Als sie sich verabschieden, halten sie ihm freundlicherweise nicht ihren Becher hin, sondern es wird ihm sogar die Hand gereicht und zwei Musiker fragen ihn nach einer Zigarette.
"Ist das eine normale", wird er gefragt.
"Nein", gibt er zu, "Nelke."
"Wie bitte?"
"Das ist eine Nelkenzigarette."
Einer nimmt sie, ein anderer nicht.
Merkwürdigerweise hat die Tatsache, dass er raucht, zur Folge, dass er zum ersten Mal am heutigen Tag angesprochen wird. Aber auch die Wirkung der Nelkenzigarette bleibt nicht aus. Filchs Verhalten ändert sich: Er wird im ganzen langsamer und auf leicht beunruhigende Art gleichgültiger.
Sehr ruhig erklärt er dem Mann, der ihn gefragt hat, ob die zum Verkauf angebotenen Gedichte immer trauriger werden, je länger er ohne Auftrag verweilen muss, dass die Stimmung der Gedichte von seiner eigenen Stimmung völlig unabhängig ist und erklärt ihm, während der Mann sich neben ihn hockt, zwischen welchen Optionen seine Auftragserteiler wählen können:
Gedichte. Einfaches Gedicht, freies Gedicht, Ode oder Sonett. Überhaupt bei Gedichten: gereimt oder ungereimt.

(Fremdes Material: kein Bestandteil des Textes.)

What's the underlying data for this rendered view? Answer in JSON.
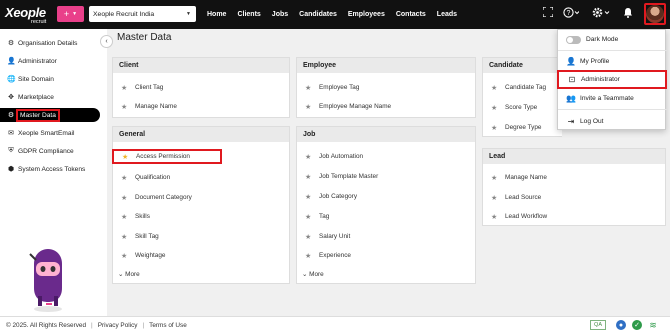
{
  "brand": {
    "logo_text": "Xeople",
    "logo_sub": "recruit"
  },
  "header": {
    "plus_label": "+",
    "company": "Xeople Recruit India",
    "nav": [
      "Home",
      "Clients",
      "Jobs",
      "Candidates",
      "Employees",
      "Contacts",
      "Leads"
    ]
  },
  "sidebar": {
    "items": [
      {
        "label": "Organisation Details",
        "icon": "building-icon"
      },
      {
        "label": "Administrator",
        "icon": "person-icon"
      },
      {
        "label": "Site Domain",
        "icon": "globe-icon"
      },
      {
        "label": "Marketplace",
        "icon": "puzzle-icon"
      },
      {
        "label": "Master Data",
        "icon": "gear-icon"
      },
      {
        "label": "Xeople SmartEmail",
        "icon": "email-icon"
      },
      {
        "label": "GDPR Compliance",
        "icon": "shield-icon"
      },
      {
        "label": "System Access Tokens",
        "icon": "cube-icon"
      }
    ]
  },
  "main": {
    "title": "Master Data",
    "more_label": "More",
    "client": {
      "title": "Client",
      "items": [
        "Client Tag",
        "Manage Name"
      ]
    },
    "employee": {
      "title": "Employee",
      "items": [
        "Employee Tag",
        "Employee Manage Name"
      ]
    },
    "candidate": {
      "title": "Candidate",
      "items": [
        "Candidate Tag",
        "Score Type",
        "Degree Type"
      ]
    },
    "general": {
      "title": "General",
      "items": [
        "Access Permission",
        "Qualification",
        "Document Category",
        "Skills",
        "Skill Tag",
        "Weightage"
      ]
    },
    "job": {
      "title": "Job",
      "items": [
        "Job Automation",
        "Job Template Master",
        "Job Category",
        "Tag",
        "Salary Unit",
        "Experience"
      ]
    },
    "lead": {
      "title": "Lead",
      "items": [
        "Manage Name",
        "Lead Source",
        "Lead Workflow"
      ]
    }
  },
  "dropdown": {
    "dark_mode": "Dark Mode",
    "my_profile": "My Profile",
    "administrator": "Administrator",
    "invite": "Invite a Teammate",
    "logout": "Log Out"
  },
  "footer": {
    "copyright": "© 2025. All Rights Reserved",
    "privacy": "Privacy Policy",
    "terms": "Terms of Use",
    "qa": "QA"
  },
  "colors": {
    "accent": "#e9408a",
    "highlight": "#e0191f",
    "topbar": "#111111"
  }
}
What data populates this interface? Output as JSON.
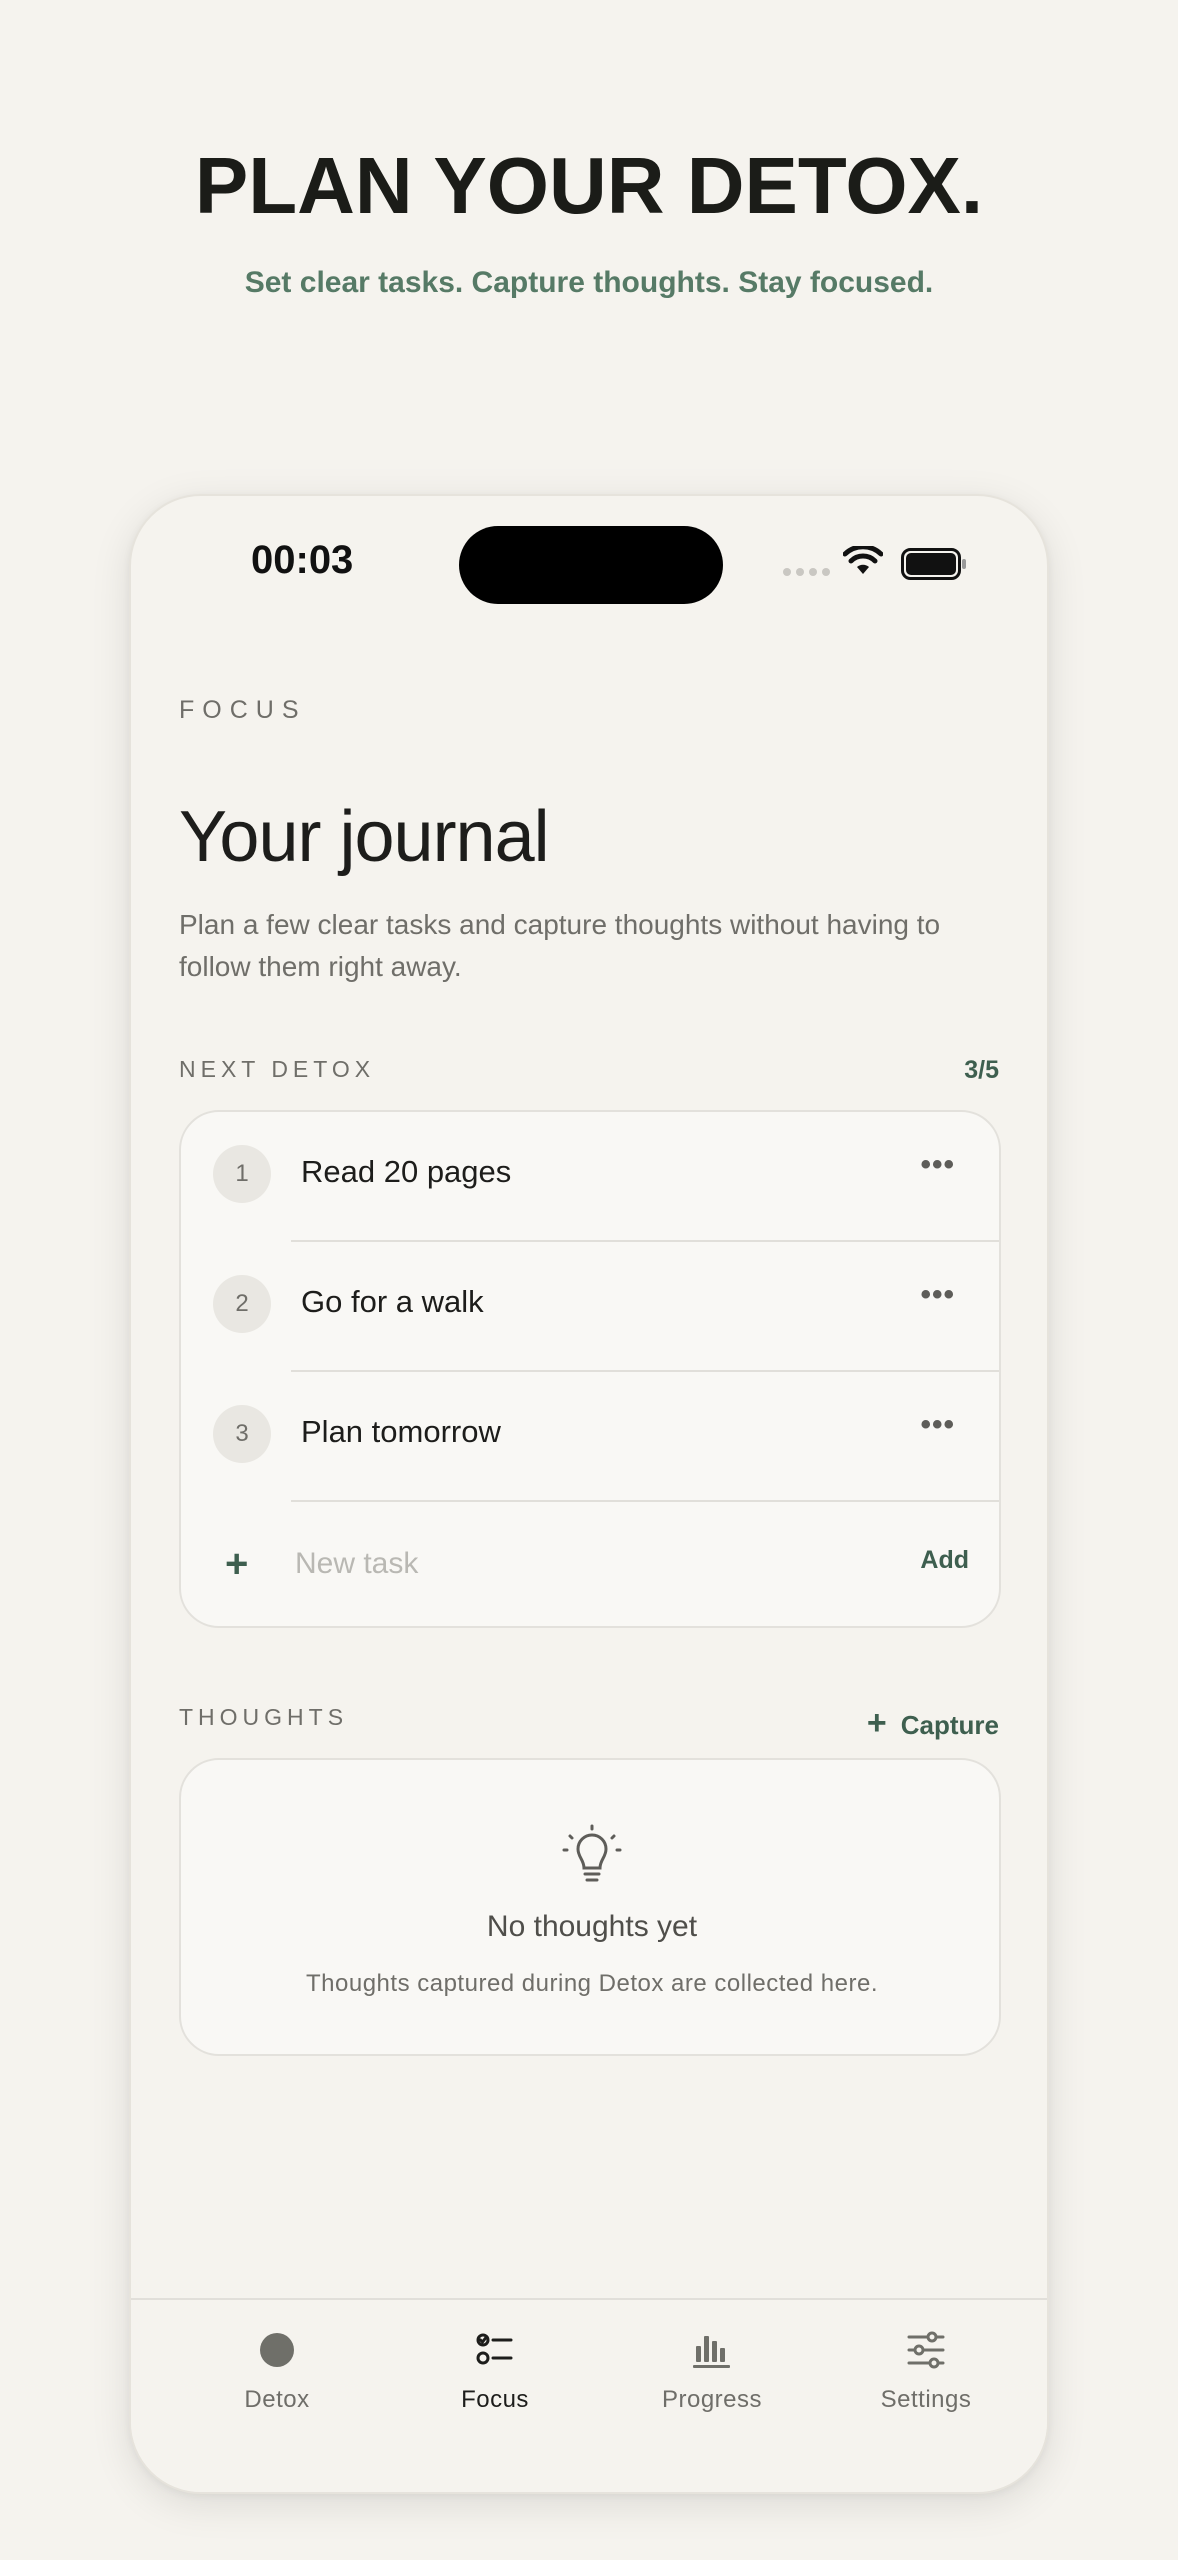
{
  "hero": {
    "title": "PLAN YOUR DETOX.",
    "subtitle": "Set clear tasks. Capture thoughts. Stay focused."
  },
  "status_bar": {
    "time": "00:03"
  },
  "page": {
    "overline": "FOCUS",
    "title": "Your journal",
    "description": "Plan a few clear tasks and capture thoughts without having to follow them right away."
  },
  "next_detox": {
    "label": "NEXT DETOX",
    "counter": "3/5",
    "tasks": [
      {
        "number": "1",
        "label": "Read 20 pages"
      },
      {
        "number": "2",
        "label": "Go for a walk"
      },
      {
        "number": "3",
        "label": "Plan tomorrow"
      }
    ],
    "more_glyph": "•••",
    "new_task_placeholder": "New task",
    "new_task_value": "",
    "add_label": "Add"
  },
  "thoughts": {
    "label": "THOUGHTS",
    "capture_label": "Capture",
    "empty_title": "No thoughts yet",
    "empty_description": "Thoughts captured during Detox are collected here."
  },
  "tabbar": {
    "active": "Focus",
    "tabs": [
      {
        "label": "Detox",
        "icon": "circle-icon"
      },
      {
        "label": "Focus",
        "icon": "checklist-icon"
      },
      {
        "label": "Progress",
        "icon": "bar-chart-icon"
      },
      {
        "label": "Settings",
        "icon": "sliders-icon"
      }
    ]
  },
  "colors": {
    "accent": "#3e5f4f",
    "hero_subtitle": "#567a66",
    "background": "#f5f3ee",
    "card": "#f9f8f5"
  }
}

Kurzgeschichten. Ich-Erzähler oder auktorialer Erzähler. Von der Stimmung her: eher ruhig oder eher wild? Kriminalistisch, lyrisch oder eine reine Liebesgeschichte? - Erotisch oder eher dezent? - Falls erotisch: sollte die Hauptfigur eher aktiv oder eher passiv sein? - Happy End oder lieber eins, das nachdenklich stimmt? - Und: "Möchten Sie Ihr Ende lieber sehr deutlich oder nur angedeutet?"
Liebesbriefe. Mutmaßlich von einem Gefühls- oder lieber von einem Kopfmenschen verfasst, der ausnahmsweise mal versucht, einen auf Gefühl zu machen? - Oder vielleicht von jemandem, der sich für einen Gefühlsmenschen hält, der seine wahre Natur aber nicht völlig verleugnen kann?
Sollten die Liebesbriefe souverän oder lieber unbeholfen geschrieben sein? Möglichst fehlerfrei oder mit leichten grammatikalischen oder syntaktischen Unebenheiten?
Beschwerdebriefe. - Vom Tonfall her eher sauer oder eher überlegen? Sollte der Schreiber prinzipiell im Recht oder im Unrecht sein? Hat er sich im Griff oder ist er völlig unbeherrscht?
Irgendwie ist der Mann schon beeindruckt von seinem Katalog, aber er bestellt nichts. Fragt ihn nur, ob seine Sonette von der Aufteilung her eher shakespearisch oder petrarchich seien. Sie einigen sich auf petrachisch.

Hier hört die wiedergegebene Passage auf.